Many thanks for all of your comments - in keeping with the spirit of the BB I have digested the responses below. Interestingly I suspect that the responses to this question indicate the very wide range of resolution limits of the data people work with!
Proposal 1:
10% reflections, max 2000
Proposal 2: from wiki:
including Randy Read "recipe":
So here's the recipe I would use, for what it's worth:
<10000 reflections: set aside 10%
10000-20000 reflections: set aside 1000 reflections
20000-40000 reflections: set aside 5%
>40000 reflections: set aside 2000 reflections
Proposal 3:
5% maximum 2-5k
Proposal 4:
3% minimum 1000
Proposal 5:
5-10% of reflections, minimum 1000
Proposal 6:
> 50 reflections per "bin" in order to get reliable ML parameter estimation, ideally around 150 / bin.
Proposal 7:
If lots of reflections (i.e. 800K unique) around 1% selected - 5% would be 40k i.e. rather a lot.
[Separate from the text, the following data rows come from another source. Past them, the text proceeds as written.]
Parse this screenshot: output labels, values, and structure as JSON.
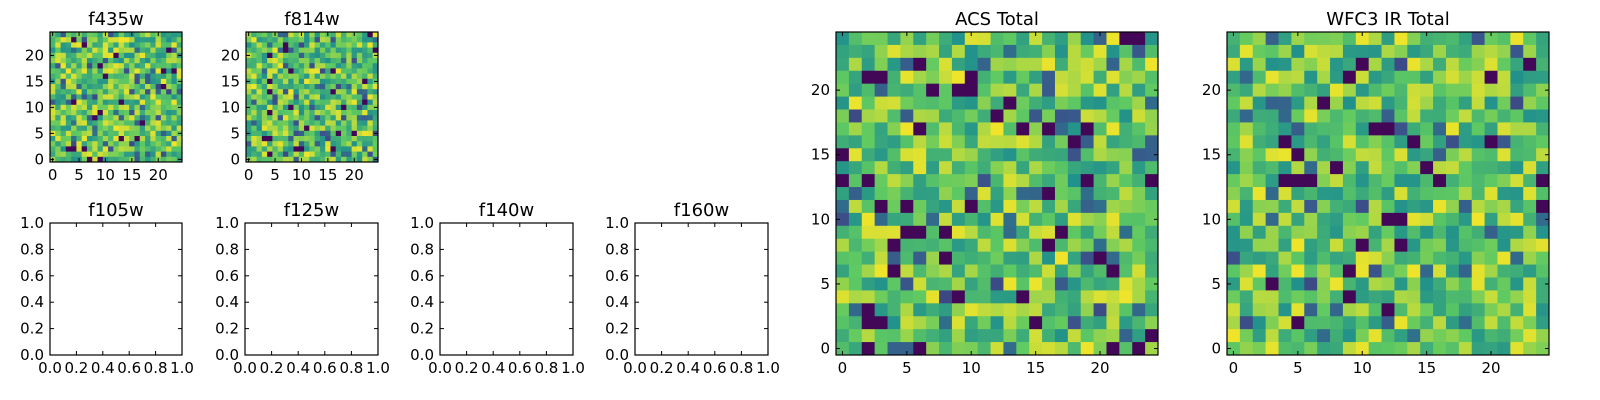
{
  "chart_data": [
    {
      "type": "heatmap",
      "title": "f435w",
      "colormap": "viridis",
      "xticks": [
        "0",
        "5",
        "10",
        "15",
        "20"
      ],
      "yticks": [
        "0",
        "5",
        "10",
        "15",
        "20"
      ],
      "xlim": [
        -0.5,
        24.5
      ],
      "ylim": [
        -0.5,
        24.5
      ],
      "grid_shape": [
        25,
        25
      ],
      "cell_values": "random noise, unreadable per cell"
    },
    {
      "type": "heatmap",
      "title": "f814w",
      "colormap": "viridis",
      "xticks": [
        "0",
        "5",
        "10",
        "15",
        "20"
      ],
      "yticks": [
        "0",
        "5",
        "10",
        "15",
        "20"
      ],
      "xlim": [
        -0.5,
        24.5
      ],
      "ylim": [
        -0.5,
        24.5
      ],
      "grid_shape": [
        25,
        25
      ],
      "cell_values": "random noise, unreadable per cell"
    },
    {
      "type": "heatmap",
      "title": "ACS Total",
      "colormap": "viridis",
      "xticks": [
        "0",
        "5",
        "10",
        "15",
        "20"
      ],
      "yticks": [
        "0",
        "5",
        "10",
        "15",
        "20"
      ],
      "xlim": [
        -0.5,
        24.5
      ],
      "ylim": [
        -0.5,
        24.5
      ],
      "grid_shape": [
        25,
        25
      ],
      "cell_values": "random noise, unreadable per cell"
    },
    {
      "type": "heatmap",
      "title": "WFC3 IR Total",
      "colormap": "viridis",
      "xticks": [
        "0",
        "5",
        "10",
        "15",
        "20"
      ],
      "yticks": [
        "0",
        "5",
        "10",
        "15",
        "20"
      ],
      "xlim": [
        -0.5,
        24.5
      ],
      "ylim": [
        -0.5,
        24.5
      ],
      "grid_shape": [
        25,
        25
      ],
      "cell_values": "random noise, unreadable per cell"
    },
    {
      "type": "line",
      "title": "f105w",
      "series": [],
      "xticks": [
        "0.0",
        "0.2",
        "0.4",
        "0.6",
        "0.8",
        "1.0"
      ],
      "yticks": [
        "0.0",
        "0.2",
        "0.4",
        "0.6",
        "0.8",
        "1.0"
      ],
      "xlim": [
        0,
        1
      ],
      "ylim": [
        0,
        1
      ]
    },
    {
      "type": "line",
      "title": "f125w",
      "series": [],
      "xticks": [
        "0.0",
        "0.2",
        "0.4",
        "0.6",
        "0.8",
        "1.0"
      ],
      "yticks": [
        "0.0",
        "0.2",
        "0.4",
        "0.6",
        "0.8",
        "1.0"
      ],
      "xlim": [
        0,
        1
      ],
      "ylim": [
        0,
        1
      ]
    },
    {
      "type": "line",
      "title": "f140w",
      "series": [],
      "xticks": [
        "0.0",
        "0.2",
        "0.4",
        "0.6",
        "0.8",
        "1.0"
      ],
      "yticks": [
        "0.0",
        "0.2",
        "0.4",
        "0.6",
        "0.8",
        "1.0"
      ],
      "xlim": [
        0,
        1
      ],
      "ylim": [
        0,
        1
      ]
    },
    {
      "type": "line",
      "title": "f160w",
      "series": [],
      "xticks": [
        "0.0",
        "0.2",
        "0.4",
        "0.6",
        "0.8",
        "1.0"
      ],
      "yticks": [
        "0.0",
        "0.2",
        "0.4",
        "0.6",
        "0.8",
        "1.0"
      ],
      "xlim": [
        0,
        1
      ],
      "ylim": [
        0,
        1
      ]
    }
  ]
}
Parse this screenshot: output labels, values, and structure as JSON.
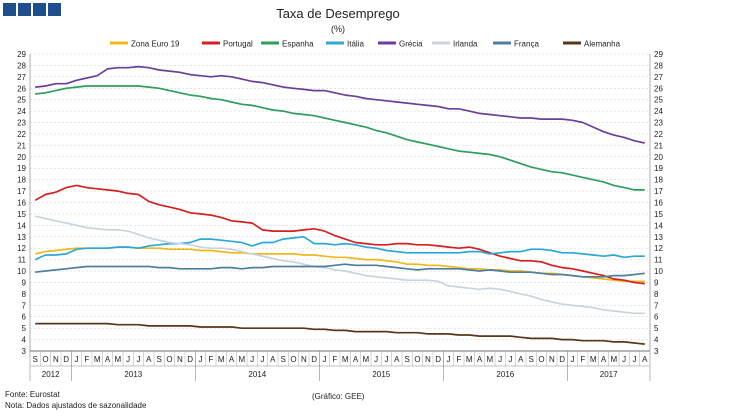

Referees question use of > 5k reflections as test set.
Comment 1 in response to this:
Surely absolute # of test reflections is not relevant, percentage is.
============================
Approximate consensus (i.e. what I will look at doing in xia2) - probably follow Randy Read recipe from ccp4wiki as this seems to (probably) satisfy most of the criteria raised by everyone else.